Chrome Sparks' Jeremy Malvin works on turning a year's worth of lunches into music

"Over the course of those lunches, I've picked up little things from people."

Jeremy Malvin had a big year in 2014, lunch-wise: The Squirrel Hill-born electronic musician known as Chrome Sparks ate lunch with a different person every day of the year, and chronicled the project on his blog, Lunch With Jeremy. It was an attempt to branch out, and to break out of the solitary, graveyard-shift songwriting that electronic musicians tend to rely on. It seems to have worked.

Beyond the lunches, 2014 was a highlight year for the now-Brooklyn-based Chrome Sparks, including a tour with The Glitch Mob, a flurry of remixes and singles, and the release of his third EP, Goddess, a pristine six-song showcase of his disorienting, percussion-driven songwriting.

With a full-length in the works and a DJ set opening for RJD2 coming up at Mr. Small's, CP spoke with Malvin by phone to talk sampling, bad music and lunch.

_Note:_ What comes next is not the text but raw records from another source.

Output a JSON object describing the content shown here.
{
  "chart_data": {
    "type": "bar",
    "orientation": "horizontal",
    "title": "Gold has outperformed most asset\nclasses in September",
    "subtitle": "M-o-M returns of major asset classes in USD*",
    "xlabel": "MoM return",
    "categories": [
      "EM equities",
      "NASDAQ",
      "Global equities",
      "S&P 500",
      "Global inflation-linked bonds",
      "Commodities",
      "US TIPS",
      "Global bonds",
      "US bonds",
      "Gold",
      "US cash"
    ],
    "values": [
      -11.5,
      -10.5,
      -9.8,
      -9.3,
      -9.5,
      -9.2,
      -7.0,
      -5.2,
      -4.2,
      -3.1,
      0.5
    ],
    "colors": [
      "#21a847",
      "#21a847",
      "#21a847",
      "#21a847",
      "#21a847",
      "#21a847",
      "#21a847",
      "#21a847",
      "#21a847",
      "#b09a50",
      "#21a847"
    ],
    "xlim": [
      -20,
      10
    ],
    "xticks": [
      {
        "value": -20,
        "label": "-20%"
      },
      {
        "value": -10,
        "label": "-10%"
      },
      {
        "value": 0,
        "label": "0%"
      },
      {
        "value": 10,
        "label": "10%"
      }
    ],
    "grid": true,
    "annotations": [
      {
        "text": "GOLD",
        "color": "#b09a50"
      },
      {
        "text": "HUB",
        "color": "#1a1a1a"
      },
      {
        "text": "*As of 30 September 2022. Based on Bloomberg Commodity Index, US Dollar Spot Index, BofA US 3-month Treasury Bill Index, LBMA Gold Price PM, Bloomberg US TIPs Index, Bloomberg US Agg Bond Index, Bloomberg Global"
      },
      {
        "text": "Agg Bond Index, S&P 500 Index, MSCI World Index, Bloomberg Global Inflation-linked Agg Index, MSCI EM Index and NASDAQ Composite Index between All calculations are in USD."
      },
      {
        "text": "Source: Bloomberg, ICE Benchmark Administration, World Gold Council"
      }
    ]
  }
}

You ate lunch with a different person every day of 2014. How have those lunches affected your music?

Well, in an abstract way, over the course of those lunches, I've picked up little things from people. Like little tidbits of information that have informed what I'm after in music, in general, as far as what purpose I want my music to have and who should be listening to it, why I'm making it, what I feel about it, if I should care whether anybody else likes it. There have been very philosophical discussions during some of the lunches. ... I can't specifically pinpoint how it's affected the way I work, but I'm sure it has.

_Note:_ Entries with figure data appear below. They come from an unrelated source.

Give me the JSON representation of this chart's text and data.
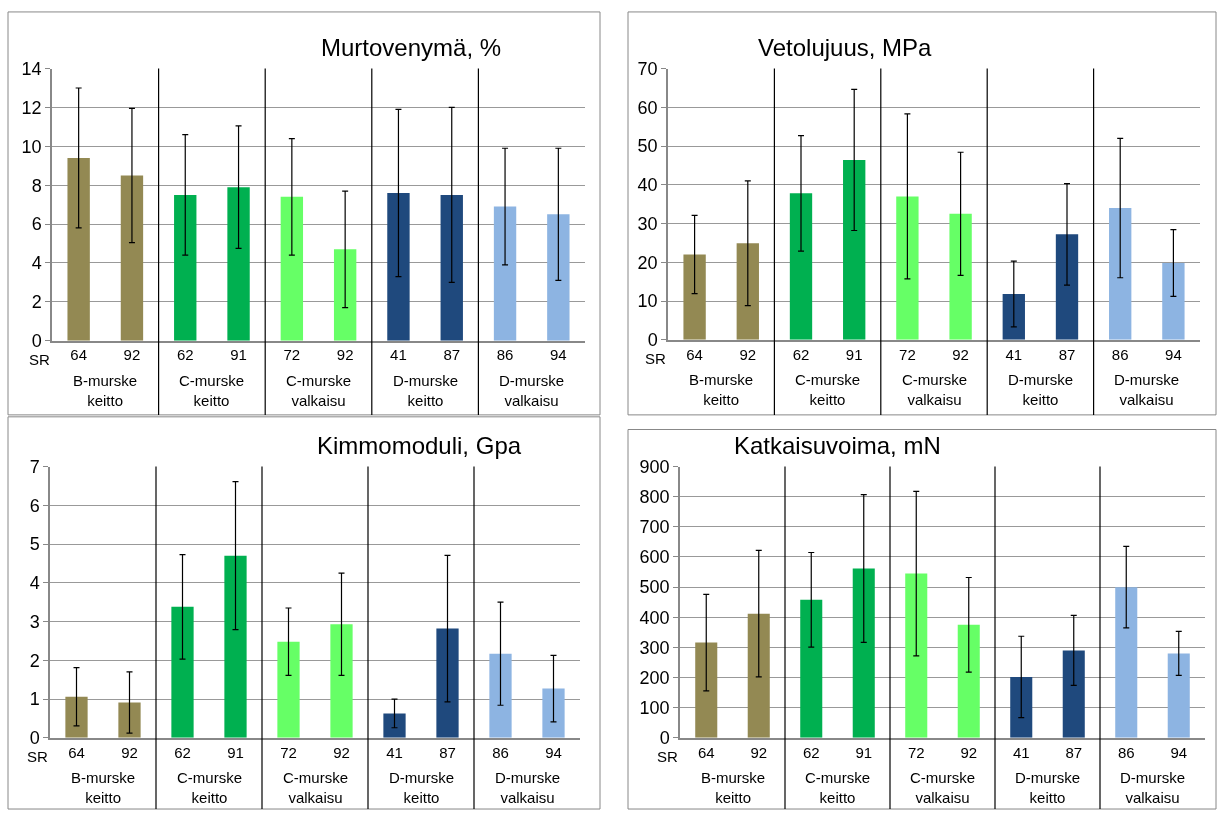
{
  "chart_data": [
    {
      "type": "bar",
      "title": "Murtovenymä, %",
      "categories": [
        "64",
        "92",
        "62",
        "91",
        "72",
        "92",
        "41",
        "87",
        "86",
        "94"
      ],
      "values": [
        9.4,
        8.5,
        7.5,
        7.9,
        7.4,
        4.7,
        7.6,
        7.5,
        6.9,
        6.5
      ],
      "errors": [
        3.6,
        3.45,
        3.1,
        3.15,
        3.0,
        3.0,
        4.3,
        4.5,
        3.0,
        3.4
      ],
      "colors": [
        "#938953",
        "#938953",
        "#00b050",
        "#00b050",
        "#66ff66",
        "#66ff66",
        "#1f497d",
        "#1f497d",
        "#8db4e2",
        "#8db4e2"
      ],
      "ylim": [
        0,
        14
      ],
      "yticks": [
        0,
        2,
        4,
        6,
        8,
        10,
        12,
        14
      ],
      "grid": "y",
      "annotations": [
        "SR",
        "B-murske keitto",
        "C-murske keitto",
        "C-murske valkaisu",
        "D-murske keitto",
        "D-murske valkaisu"
      ]
    },
    {
      "type": "bar",
      "title": "Vetolujuus, MPa",
      "categories": [
        "64",
        "92",
        "62",
        "91",
        "72",
        "92",
        "41",
        "87",
        "86",
        "94"
      ],
      "values": [
        22.0,
        24.9,
        37.8,
        46.4,
        37.0,
        32.5,
        11.8,
        27.2,
        34.0,
        19.8
      ],
      "errors": [
        10.1,
        16.1,
        14.9,
        18.2,
        21.3,
        15.9,
        8.5,
        13.1,
        18.0,
        8.6
      ],
      "colors": [
        "#938953",
        "#938953",
        "#00b050",
        "#00b050",
        "#66ff66",
        "#66ff66",
        "#1f497d",
        "#1f497d",
        "#8db4e2",
        "#8db4e2"
      ],
      "ylim": [
        0,
        70
      ],
      "yticks": [
        0,
        10,
        20,
        30,
        40,
        50,
        60,
        70
      ],
      "grid": "y",
      "annotations": [
        "SR",
        "B-murske keitto",
        "C-murske keitto",
        "C-murske valkaisu",
        "D-murske keitto",
        "D-murske valkaisu"
      ]
    },
    {
      "type": "bar",
      "title": "Kimmomoduli, Gpa",
      "categories": [
        "64",
        "92",
        "62",
        "91",
        "72",
        "92",
        "41",
        "87",
        "86",
        "94"
      ],
      "values": [
        1.06,
        0.91,
        3.38,
        4.7,
        2.48,
        2.93,
        0.63,
        2.82,
        2.17,
        1.27
      ],
      "errors": [
        0.75,
        0.79,
        1.35,
        1.91,
        0.87,
        1.32,
        0.37,
        1.89,
        1.33,
        0.86
      ],
      "colors": [
        "#938953",
        "#938953",
        "#00b050",
        "#00b050",
        "#66ff66",
        "#66ff66",
        "#1f497d",
        "#1f497d",
        "#8db4e2",
        "#8db4e2"
      ],
      "ylim": [
        0,
        7
      ],
      "yticks": [
        0,
        1,
        2,
        3,
        4,
        5,
        6,
        7
      ],
      "grid": "y",
      "annotations": [
        "SR",
        "B-murske keitto",
        "C-murske keitto",
        "C-murske valkaisu",
        "D-murske keitto",
        "D-murske valkaisu"
      ]
    },
    {
      "type": "bar",
      "title": "Katkaisuvoima, mN",
      "categories": [
        "64",
        "92",
        "62",
        "91",
        "72",
        "92",
        "41",
        "87",
        "86",
        "94"
      ],
      "values": [
        316,
        412,
        458,
        562,
        545,
        375,
        202,
        290,
        500,
        280
      ],
      "errors": [
        160,
        210,
        157,
        245,
        273,
        157,
        135,
        116,
        135,
        73
      ],
      "colors": [
        "#938953",
        "#938953",
        "#00b050",
        "#00b050",
        "#66ff66",
        "#66ff66",
        "#1f497d",
        "#1f497d",
        "#8db4e2",
        "#8db4e2"
      ],
      "ylim": [
        0,
        900
      ],
      "yticks": [
        0,
        100,
        200,
        300,
        400,
        500,
        600,
        700,
        800,
        900
      ],
      "grid": "y",
      "annotations": [
        "SR",
        "B-murske keitto",
        "C-murske keitto",
        "C-murske valkaisu",
        "D-murske keitto",
        "D-murske valkaisu"
      ]
    }
  ]
}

Chrome Sparks' Jeremy Malvin
On the beat: Chrome Sparks' Jeremy Malvin

And then there have been more specific things, like learning about different new plug-ins or equipment or instruments or artists. For example, I went to one lunch with a drummer and studio engineer and was mentioning that my tape inside my space echo [a sound-effect device] was busted. And he pulled out a tape loop from his backpack, and that day I went back to the studio, put it in, and recorded stuff through the space echo that was broken. So it's affected my music in a lot of different ways, both big-picture and small-picture.

Would you say your forthcoming full-length has a direct relationship to the lunches?

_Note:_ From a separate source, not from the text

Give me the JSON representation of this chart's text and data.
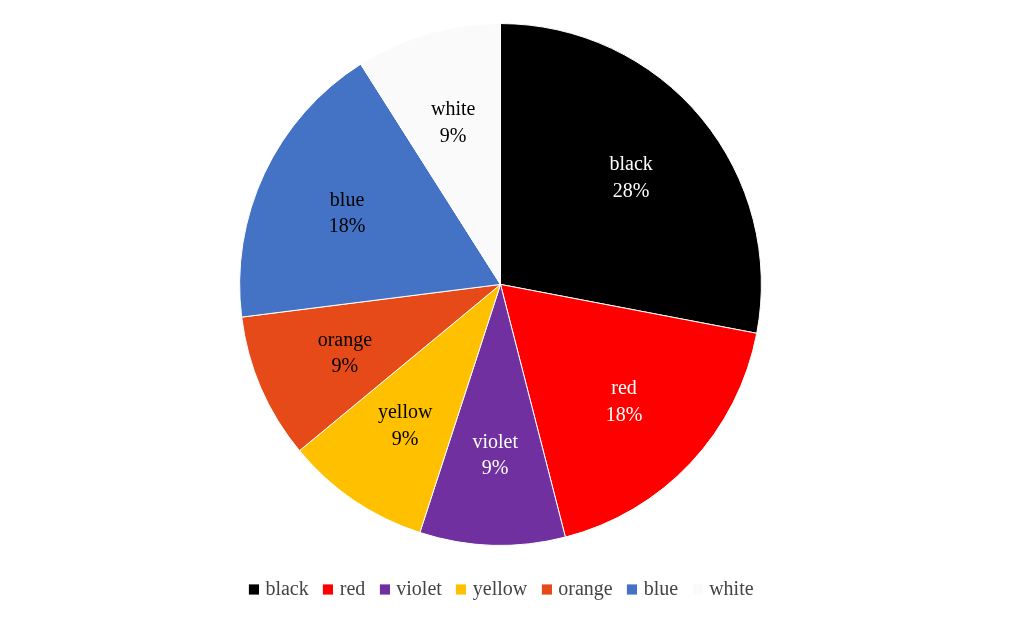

I'd say that the lunches and the album I'm working on lived together and were formed together and grew up together, stayed good friends and now they're both far apart from each other, because I'm not doing the lunches anymore and I'm still working on the album. But, they still keep in touch, the lunches and the albums.

You're working on a lot of new music this month. Is this music for the full-length?

I have absolutely nothing figured out. I'm just putting together a lot of tracks and seeing how they can be ... I'm trying to figure out the best way to organize them, whether it's an album and an EP, or two EPs or just a whole bunch of singles. So I'm not necessarily tied to it being an album, but we'll see how well the tracks I'm working on pan out. And then, I'll figure out what's best for them.

When you're listening to a record, what do you hear that makes you want to sample it?

If there's an isolated moment in a track, when I'm listening to a record or a track online, in which there's only a small amount of things going on, I think about how malleable it is and what kind of purpose it could take on if I were to record it and screw around with it on my computer. Or run it through different effects, or put it into something I'm working on. So I guess just a moment in a track at which something is clear and special and isolated is what I would listen for.

As an artist who samples from a wide variety of sources, is there any genre of music that you completely dislike?

I think the one kind of music that I find no personal redeeming qualities in would be modern country-pop. That's the one thing that I can't find anything I can connect to or that I like in. Older, more folky country, that's great, that's awesome, that has its time and its place for me. But new modern pop-country music, that's the one I'd throw under the bus.

You're opening for RJD2 and have called him a big influence. What did you take away from his music growing up?

I think he was one of the first sample-based artists that I got into, and [at the time] I didn't really understand that that was possible. Since then, I've learned a lot more about that whole world and how you can take samples from individual parts of songs and find the drum break [or] the section where it's just horns, and turn it into your own thing. For me, that was really exemplified early on by what RJD2 was doing and that was hugely inspirational.

How did this show come together?

I was asked by James Gyre. He's an awesome Pittsburgh artist and DJ and community organizer. He reached out to me and asked me to head back for that, which is a total dream because I would go to Mr. Small's all the time growing up in Pittsburgh. Always wished that I could eventually be on stage.